Drunken Monkeys and Big Feelings

I’ve missed writing here. I’m not lacking the ideas or impulse of course, but I haven’t made the time. The longer breaks between posts, the more clogged and messy the ideas get and I start to wonder what I might find when I reach in my hand to pull one out.

The first handful of the tangle is tasks, mighty To Do’s associated with being on tour now. From there many of the tethered strings have to do with events around the corner, events that take months of planning to launch. An April tour in British Columbia is getting its finishing touches, April 29th is poised to be the UK/EU release of The Living Record, and May will take me to England, and then Belgium, The Netherlands and Germany, to sing the ol’ songs in person. I’m going to try and release a music video in April too.

Much of that is very exciting news. The details of it all are dull.

And I’ve been busy with the details. Before that were the holidays, for which I kept my head down both to get my job done, and to escape what aches at that time of year.

I’ve also been busy, recently, having fun on the road – from the mayhem, magic and madness of attending the Folk Alliance International conference, to bounding around southern Ontario and into Quebec. I like this part of the world very much, and some of my favourite people are here.

But I don’t mean for this to be a summary – goodness knows there’s enough “sorry I haven’t written I’ve just been So Busy” blogs out there. I mean for this to untie my tongue. I’ve been tripping on my words before I can get them out lately. Truly. In conversation where I might have been grounded and clear before I’m stuttering, hm-ing, unsure of how to piece it together, succumbing to a clamour of drunken monkeys, in the Buddhist sense of such a scene.

I went through a phase when I was a kid of loving monkeys. L O V I N G, in that fanatic and seeking to establish individuality kind of way. It was, for a time, My Thing.  Other than reading key articles in my Ranger Rick magazines, thinking that Project X was one of cinema’s most moving achievements, and being star struck by the gorillas at the San Diego zoo, I had various memorabilia, from a small chimpanzee figurine (named Monkoo) to a life sized stuffed Orangutan (Renzo). It was a modest collection, but my feelings for the objects were big.

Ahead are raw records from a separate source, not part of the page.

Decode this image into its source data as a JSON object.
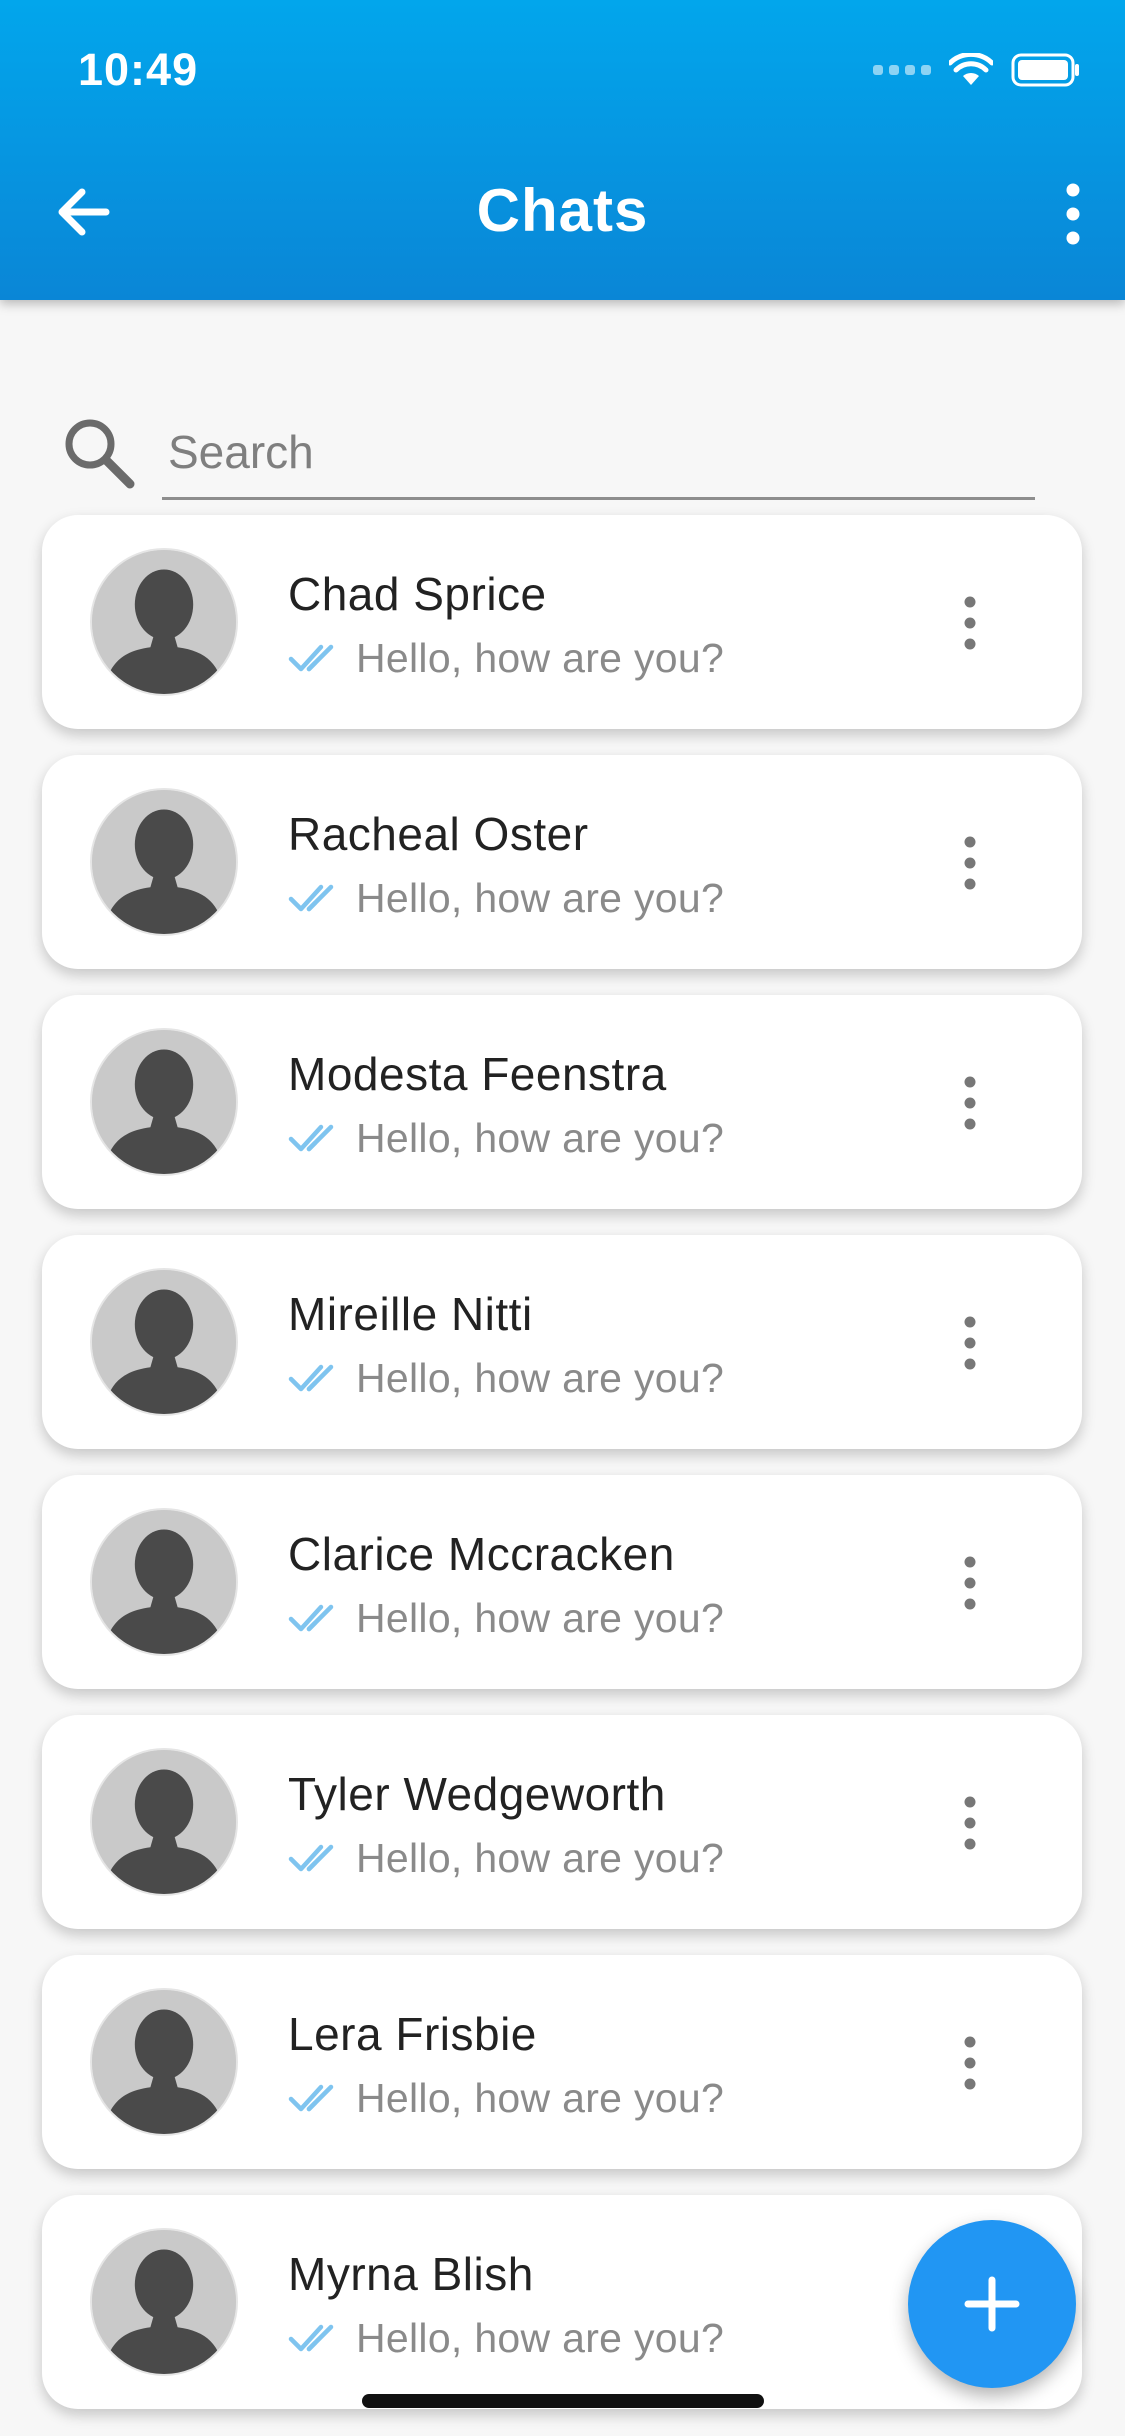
{
  "status_bar": {
    "time": "10:49"
  },
  "app_bar": {
    "title": "Chats",
    "back_icon": "arrow-back-icon",
    "menu_icon": "more-vert-icon"
  },
  "search": {
    "placeholder": "Search",
    "value": ""
  },
  "chats": [
    {
      "name": "Chad Sprice",
      "message": "Hello, how are you?"
    },
    {
      "name": "Racheal Oster",
      "message": "Hello, how are you?"
    },
    {
      "name": "Modesta Feenstra",
      "message": "Hello, how are you?"
    },
    {
      "name": "Mireille Nitti",
      "message": "Hello, how are you?"
    },
    {
      "name": "Clarice Mccracken",
      "message": "Hello, how are you?"
    },
    {
      "name": "Tyler Wedgeworth",
      "message": "Hello, how are you?"
    },
    {
      "name": "Lera Frisbie",
      "message": "Hello, how are you?"
    },
    {
      "name": "Myrna Blish",
      "message": "Hello, how are you?"
    }
  ],
  "fab": {
    "icon": "plus-icon"
  },
  "colors": {
    "app_bar": "#0a8fdd",
    "fab": "#2196f3",
    "tick": "#7fc4ef"
  }
}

I’ve been struggling to articulate lately partly because I’ve been so deeply involved in the business side of my job these past few months that I started to feel very far from the creative spark, but also partly because of big feelings, like the yes-I-desperately-need-to-laminate-the-floor-to-ceiling-poster-of-the-gorillas-in-order-to-preserve-it-better kind of big feelings (though at age 12 when they had to cut the poster in half in order to laminate it, I no longer wanted it, a thing being ruined by being cut in half and pieced together of course).

These days the feelings that overwhelm have little to do with material items, but still to do with a sense of ruin. Beauty too. I’ve been in a heart-on-sleeve kind of way, crying during every episode of My So Called Life that I’ve been re-watching while on the road, and feeling all sorts of sadness, tenderness, and having no words to describe it. It feels like a zillion stories and memories are being pulled up and flung across the room, like every dresser drawer of anecdotes has been dumped on my bedroom floor and I’m digging through them trying to find SOMETHING.

I know it’s here somewhere/it’s nowhere to be found.

But I digress.

Monkeys. Big feelings. Blogging. Back to work.

I am glad to be back on the road. Being able to share my songs, in person, with other people, holy crap I’d missed it during the winter months. It means the world to me to be able to do it.

It’s a kind of fuel that I can’t find anywhere else, and when it’s poured on the fire even the drunken monkeys stop to take in the glow. When I’ve got their attention, I don’t mind so much the mess they’ve made in the meantime.

So maybe that’s where I’m at – working on enjoying the moments of clarity when they come, not minding the noise in the meantime, and aiming to put some of it into words when I can.

xoc

Late night glow at my home away from home in Toronto.